On the seventh day, God created Sunday newspapers, so he would have something to read while he rested. Big interviews, trenchant think pieces, Mrs Mills. And as he was not immune to Schadenfreude, a spot of Liam Fay.
On that special day, people would almost certainly want a very different kind of publication, with features that gave them pause for thought – such as those anatomically unlikely bodies in Sunday Independent Life magazine for example.
The concept of a supplement- stuffed Sunday newspaper is based on the premise that people have more time to turn pages on a Sunday. Notwithstanding changes in work patterns, it’s a premise that largely holds true. Yet the circulation of Sunday titles in Ireland has fallen 30 per cent in the past five years, a (marginally) worse performance than that of the daily market.
Those cover prices add up. Readers who used to buy two or three titles now appear to be making do with one. The closure of the Sunday Tribune exacerbated this trend to the point that many purchasers at the so-called quality end of the market appear to have taken the old advertising slogan "The Sunday Times is The Sunday Papers" to heart.
Now one little phrase – “seven-day operation” – is threatening to undermine the tradition of keeping Sunday titles as a distinct brand from their daily stablemates.
As might have been expected, Rupert Murdoch was one of the first to see the merits.
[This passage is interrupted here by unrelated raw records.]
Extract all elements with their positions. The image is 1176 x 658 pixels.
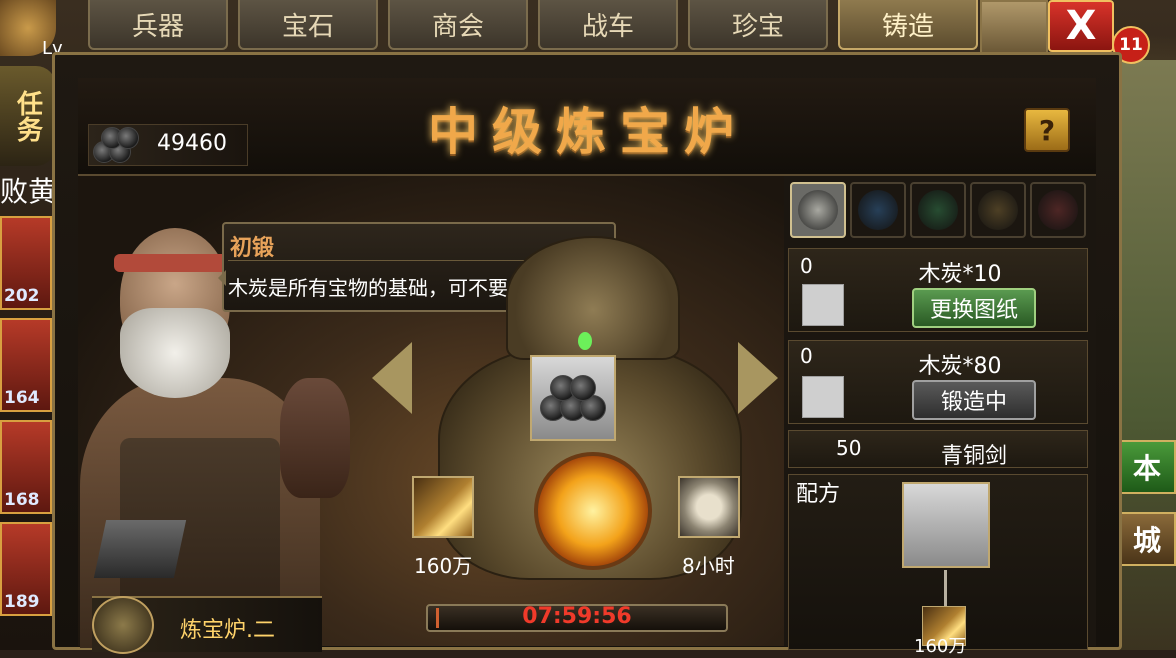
cost-silver: 160万: [414, 554, 473, 578]
prev-arrow-icon[interactable]: [372, 342, 412, 414]
tab-treasure[interactable]: 珍宝: [688, 0, 828, 50]
furnace-name: 炼宝炉.二: [180, 618, 275, 643]
city-building-icon[interactable]: [980, 0, 1048, 54]
recipe-owned-count: 0: [800, 344, 813, 368]
gem-filter-row: [790, 182, 1086, 238]
help-button[interactable]: ?: [1024, 108, 1070, 152]
city-button[interactable]: 城: [1118, 512, 1176, 566]
hero-card[interactable]: 202: [0, 216, 52, 310]
charcoal-icon: [802, 376, 844, 418]
hero-level: 168: [4, 490, 40, 510]
furnace-glow[interactable]: [534, 452, 652, 570]
recipe-name: 青铜剑: [940, 444, 1007, 469]
speaker-name: 初锻: [230, 236, 275, 261]
tab-gems[interactable]: 宝石: [238, 0, 378, 50]
recipe-name: 木炭*80: [918, 354, 1002, 379]
charcoal-counter: 49460: [88, 124, 248, 166]
tab-guild[interactable]: 商会: [388, 0, 528, 50]
formula-connector: [944, 570, 947, 606]
change-blueprint-button[interactable]: 更换图纸: [912, 288, 1036, 328]
gem-filter-icon[interactable]: [910, 182, 966, 238]
hero-level: 164: [4, 388, 40, 408]
tab-weapons[interactable]: 兵器: [88, 0, 228, 50]
formula-result-slot[interactable]: [902, 482, 990, 568]
formula-cost: 160万: [914, 636, 967, 657]
recipe-owned-count: 0: [800, 254, 813, 278]
hero-card[interactable]: 189: [0, 522, 52, 616]
gem-filter-icon[interactable]: [1030, 182, 1086, 238]
forge-item-slot[interactable]: [530, 355, 616, 441]
recipe-owned-count: 50: [836, 436, 862, 460]
hero-card[interactable]: 168: [0, 420, 52, 514]
anvil: [93, 520, 187, 578]
tab-forge[interactable]: 铸造: [838, 0, 978, 50]
charcoal-icon: [802, 284, 844, 326]
charcoal-count: 49460: [157, 131, 227, 156]
charcoal-icon: [540, 371, 610, 427]
tab-chariot[interactable]: 战车: [538, 0, 678, 50]
top-tab-bar: 兵器 宝石 商会 战车 珍宝 铸造: [88, 0, 978, 52]
formula-label: 配方: [796, 482, 841, 507]
home-button[interactable]: 本: [1118, 440, 1176, 494]
gem-filter-icon[interactable]: [970, 182, 1026, 238]
hero-level: 189: [4, 592, 40, 612]
close-button[interactable]: X: [1048, 0, 1114, 52]
gem-filter-icon[interactable]: [790, 182, 846, 238]
recipe-name: 木炭*10: [918, 262, 1002, 287]
quest-text[interactable]: 败黄: [0, 170, 56, 210]
next-arrow-icon[interactable]: [738, 342, 778, 414]
furnace-emblem-icon[interactable]: [92, 596, 154, 654]
cost-time: 8小时: [682, 554, 735, 578]
hero-level: 202: [4, 286, 40, 306]
hero-card[interactable]: 164: [0, 318, 52, 412]
gold-bars-icon[interactable]: [412, 476, 474, 538]
sundial-icon[interactable]: [678, 476, 740, 538]
forging-button[interactable]: 锻造中: [912, 380, 1036, 420]
forge-timer: 07:59:56: [522, 604, 632, 629]
charcoal-icon: [93, 127, 149, 163]
gem-filter-icon[interactable]: [850, 182, 906, 238]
Long before the News of the World said "Thank You and Goodbye" there were rumours of a plan for a Sunday Sun , with a seven-day production roster, a single advertising sales team and all the cost efficiencies this entails.
The Sun on Sunday was still fresh on the newsstands when Trinity Mirror sacked the editors of the Daily Mirror and the Sunday Mirror , merged the titles and got the bloke from The People in to oversee them both. Reports abound of similar mergers for The Times and The Sunday Times , the Independent and the Independent on Sunday and the Daily Telegraph and the Sunday Telegraph .
"Seven-day operation" has at least crossed the lips of executives at Independent News and Media. Irish Independent editor Stephen Rae recently dangled the phrase at a conference, though it was words attributed to INM non-executive director Lucy Gaffney – about "thinking the unthinkable, which is merging newsrooms" – that were quoted back to INM management by worried National Union of Journalists representatives at a meeting last week.
The INM executives present, Michael Denieffe and Declan Carlyle, assured the NUJ that though the Sunday Independent would now be produced on the same floor as the Irish Independent and the Herald , the three titles would remain separate, with just some pooling of production resources between the two dailies.
The identity of each title would be protected, INM management assured, though given that the advertised editor-in- chief position will have the power to direct all three editors, the NUJ reps – perhaps conscious of the Anne Harris in the
room – naturally pointed out that this newly-created supervisor role could have serious consequences for the editorial independence of each title.
Sunday titles, not least the Harris-edited Sindo , made a virtue of "lean-back" entertainment in the days before the term "lean-back" was coined. In theory, this should make them less vulnerable to the competitive frenzy of the fast-twitch online news era than their daily counterparts.
That the Sindo is still the biggest seller in the market, with a circulation of 237,000 at the last count, attests to both the strength of its excitable, confrontational personality and the resilience of the Sunday reading model (although the sorrows of the Sunday Business Post tell a different story).
Sundays still lose out in the migration to digital for two reasons. Firstly, there is the fallacy of maintaining a Sunday web presence on a standalone basis. A Sunday Independent.ie URL would be ridiculous, as its stories would be left sitting there all week, so instead they are subsumed within Independent.ie. Guardian News and Media group clocked this five years ago, and “Observer” is now just one of 29 tabs on the site’s main navigation bar.
Secondly, daily titles are responding to online news competition by becoming more like Sunday titles, with great big dollops of analysis and “colour”. This inevitably dilutes the impact of the traditional Sunday offer.
It’s not quite the case that every day is like Sunday now, but Saturdays are making a stab at coming close.